David Kolb on learning styles

David Kolb and Roger Fry (1975: 35-6) argue that effective learning entails the possession of four different abilities (as indicated on each pole of their model): concrete experience abilities, reflective observation abilities, abstract conceptualization abilities and active experimentation abilities.

The premise is that few us can approach the “ideal” of a strength in each of the 4 dimensions we tend to have a bias for some of the dimensions over others.

As a result they developed a learning style inventory which was designed to place people on a line between concrete experience and abstract conceptualization; and active experimentation and reflective observation.

The learning inventory was used to identify four basic learning styles.



More information on learning styles here

The four quadrants of the cycle are associated with four different forms of knowledge, in Kolb's view. Each of these forms is paired with its diagonal opposite. Kolb and Fry (1975) argue that the learning cycle can begin at any one of the four points - and that it should really be approached as a continuous spiral.

Kolb suggested that the learning process often begins with a person carrying out a particular action and then seeing the effect of the action in this situation.

Following this, the second step is to understand these effects in the particular instance so that if the same action was taken in the same circumstances it would be possible to anticipate what would follow from the action.

In this pattern the third step would be understanding the general principle under which the particular instance falls and see connections between actions and impacts.

When the general principle is understood, the last step, is its application through action in a new circumstance within the range of generalization.

In some representations of experential learning these steps, (or ones like them), are sometimes represented as a circular movement. In reality, if learning has taken place the process could be seen as a spiral as things have changed and so the action is taking place in a different set of circumstances and the learner is now able to anticipate the possible effects of the action.


This model at the time challenged other learning models that were overly dependant on intelligence as a dimension.

They also recognize that there are strengths and weaknesses associated with each style (and that being 'locked into' one style can put a learner at a serious disadvantage).

Kolb has been an excellent framework for planning learning events for educators and trainers.

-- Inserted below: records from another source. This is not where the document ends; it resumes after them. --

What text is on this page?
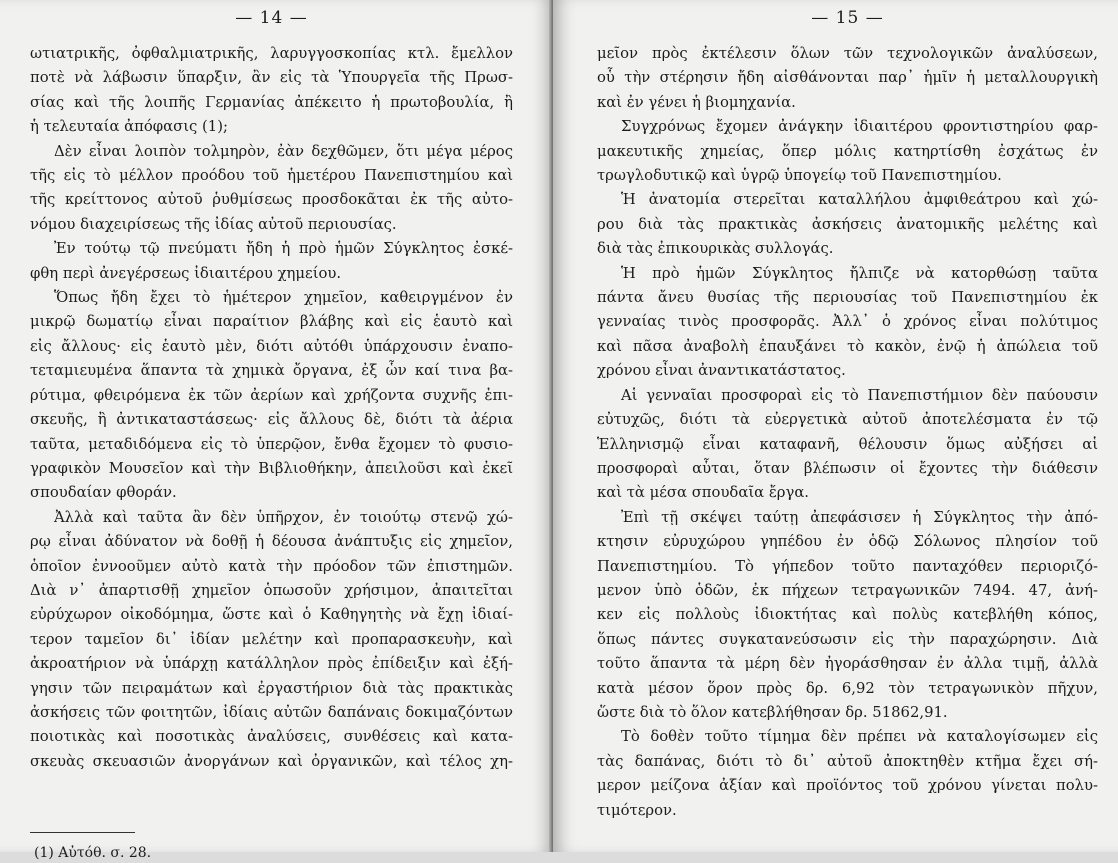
— 14 —
ωτιατρικῆς, ὀφθαλμιατρικῆς, λαρυγγοσκοπίας κτλ. ἔμελλον
ποτὲ νὰ λάβωσιν ὕπαρξιν, ἂν εἰς τὰ Ὑπουργεῖα τῆς Πρωσ-
σίας καὶ τῆς λοιπῆς Γερμανίας ἀπέκειτο ἡ πρωτοβουλία, ἢ
ἡ τελευταία ἀπόφασις (1);
Δὲν εἶναι λοιπὸν τολμηρὸν, ἐὰν δεχθῶμεν, ὅτι μέγα μέρος
τῆς εἰς τὸ μέλλον προόδου τοῦ ἡμετέρου Πανεπιστημίου καὶ
τῆς κρείττονος αὐτοῦ ῥυθμίσεως προσδοκᾶται ἐκ τῆς αὐτο-
νόμου διαχειρίσεως τῆς ἰδίας αὐτοῦ περιουσίας.
Ἐν τούτῳ τῷ πνεύματι ἤδη ἡ πρὸ ἡμῶν Σύγκλητος ἐσκέ-
φθη περὶ ἀνεγέρσεως ἰδιαιτέρου χημείου.
Ὅπως ἤδη ἔχει τὸ ἡμέτερον χημεῖον, καθειργμένον ἐν
μικρῷ δωματίῳ εἶναι παραίτιον βλάβης καὶ εἰς ἑαυτὸ καὶ
εἰς ἄλλους· εἰς ἑαυτὸ μὲν, διότι αὐτόθι ὑπάρχουσιν ἐναπο-
τεταμιευμένα ἅπαντα τὰ χημικὰ ὄργανα, ἐξ ὧν καί τινα βα-
ρύτιμα, φθειρόμενα ἐκ τῶν ἀερίων καὶ χρήζοντα συχνῆς ἐπι-
σκευῆς, ἢ ἀντικαταστάσεως· εἰς ἄλλους δὲ, διότι τὰ ἀέρια
ταῦτα, μεταδιδόμενα εἰς τὸ ὑπερῷον, ἔνθα ἔχομεν τὸ φυσιο-
γραφικὸν Μουσεῖον καὶ τὴν Βιβλιοθήκην, ἀπειλοῦσι καὶ ἐκεῖ
σπουδαίαν φθοράν.
Ἀλλὰ καὶ ταῦτα ἂν δὲν ὑπῆρχον, ἐν τοιούτῳ στενῷ χώ-
ρῳ εἶναι ἀδύνατον νὰ δοθῇ ἡ δέουσα ἀνάπτυξις εἰς χημεῖον,
ὁποῖον ἐννοοῦμεν αὐτὸ κατὰ τὴν πρόοδον τῶν ἐπιστημῶν.
Διὰ ν᾽ ἀπαρτισθῇ χημεῖον ὁπωσοῦν χρήσιμον, ἀπαιτεῖται
εὐρύχωρον οἰκοδόμημα, ὥστε καὶ ὁ Καθηγητὴς νὰ ἔχῃ ἰδιαί-
τερον ταμεῖον δι᾽ ἰδίαν μελέτην καὶ προπαρασκευὴν, καὶ
ἀκροατήριον νὰ ὑπάρχῃ κατάλληλον πρὸς ἐπίδειξιν καὶ ἐξή-
γησιν τῶν πειραμάτων καὶ ἐργαστήριον διὰ τὰς πρακτικὰς
ἀσκήσεις τῶν φοιτητῶν, ἰδίαις αὐτῶν δαπάναις δοκιμαζόντων
ποιοτικὰς καὶ ποσοτικὰς ἀναλύσεις, συνθέσεις καὶ κατα-
σκευὰς σκευασιῶν ἀνοργάνων καὶ ὀργανικῶν, καὶ τέλος χη-
(1) Αὐτόθ. σ. 28.
— 15 —
μεῖον πρὸς ἐκτέλεσιν ὅλων τῶν τεχνολογικῶν ἀναλύσεων,
οὗ τὴν στέρησιν ἤδη αἰσθάνονται παρ᾽ ἡμῖν ἡ μεταλλουργικὴ
καὶ ἐν γένει ἡ βιομηχανία.
Συγχρόνως ἔχομεν ἀνάγκην ἰδιαιτέρου φροντιστηρίου φαρ-
μακευτικῆς χημείας, ὅπερ μόλις κατηρτίσθη ἐσχάτως ἐν
τρωγλοδυτικῷ καὶ ὑγρῷ ὑπογείῳ τοῦ Πανεπιστημίου.
Ἡ ἀνατομία στερεῖται καταλλήλου ἀμφιθεάτρου καὶ χώ-
ρου διὰ τὰς πρακτικὰς ἀσκήσεις ἀνατομικῆς μελέτης καὶ
διὰ τὰς ἐπικουρικὰς συλλογάς.
Ἡ πρὸ ἡμῶν Σύγκλητος ἤλπιζε νὰ κατορθώσῃ ταῦτα
πάντα ἄνευ θυσίας τῆς περιουσίας τοῦ Πανεπιστημίου ἐκ
γενναίας τινὸς προσφορᾶς. Ἀλλ᾽ ὁ χρόνος εἶναι πολύτιμος
καὶ πᾶσα ἀναβολὴ ἐπαυξάνει τὸ κακὸν, ἐνῷ ἡ ἀπώλεια τοῦ
χρόνου εἶναι ἀναντικατάστατος.
Αἱ γενναῖαι προσφοραὶ εἰς τὸ Πανεπιστήμιον δὲν παύουσιν
εὐτυχῶς, διότι τὰ εὐεργετικὰ αὐτοῦ ἀποτελέσματα ἐν τῷ
Ἑλληνισμῷ εἶναι καταφανῆ, θέλουσιν ὅμως αὐξήσει αἱ
προσφοραὶ αὗται, ὅταν βλέπωσιν οἱ ἔχοντες τὴν διάθεσιν
καὶ τὰ μέσα σπουδαῖα ἔργα.
Ἐπὶ τῇ σκέψει ταύτῃ ἀπεφάσισεν ἡ Σύγκλητος τὴν ἀπό-
κτησιν εὐρυχώρου γηπέδου ἐν ὁδῷ Σόλωνος πλησίον τοῦ
Πανεπιστημίου. Τὸ γήπεδον τοῦτο πανταχόθεν περιοριζό-
μενον ὑπὸ ὁδῶν, ἐκ πήχεων τετραγωνικῶν 7494. 47, ἀνή-
κεν εἰς πολλοὺς ἰδιοκτήτας καὶ πολὺς κατεβλήθη κόπος,
ὅπως πάντες συγκατανεύσωσιν εἰς τὴν παραχώρησιν. Διὰ
τοῦτο ἅπαντα τὰ μέρη δὲν ἠγοράσθησαν ἐν ἀλλα τιμῇ, ἀλλὰ
κατὰ μέσον ὅρον πρὸς δρ. 6,92 τὸν τετραγωνικὸν πῆχυν,
ὥστε διὰ τὸ ὅλον κατεβλήθησαν δρ. 51862,91.
Τὸ δοθὲν τοῦτο τίμημα δὲν πρέπει νὰ καταλογίσωμεν εἰς
τὰς δαπάνας, διότι τὸ δι᾽ αὐτοῦ ἀποκτηθὲν κτῆμα ἔχει σή-
μερον μείζονα ἀξίαν καὶ προϊόντος τοῦ χρόνου γίνεται πολυ-
τιμότερον.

It facilitates broader thinking in the planning process which is likely to lead to a greater engagement of learners.
For that it is still a useful model to teach learners to help them understand and take more ownership of their learning.
Criticisms of this model have included:

Does not take into account cultural differences in learning
The 4 step process is overly simplistic and doesn’t reflect the reality of peoples thinking styles.
The model is not supported by strong empirical evidence.
Does not reflect adequately insights from recent brain research.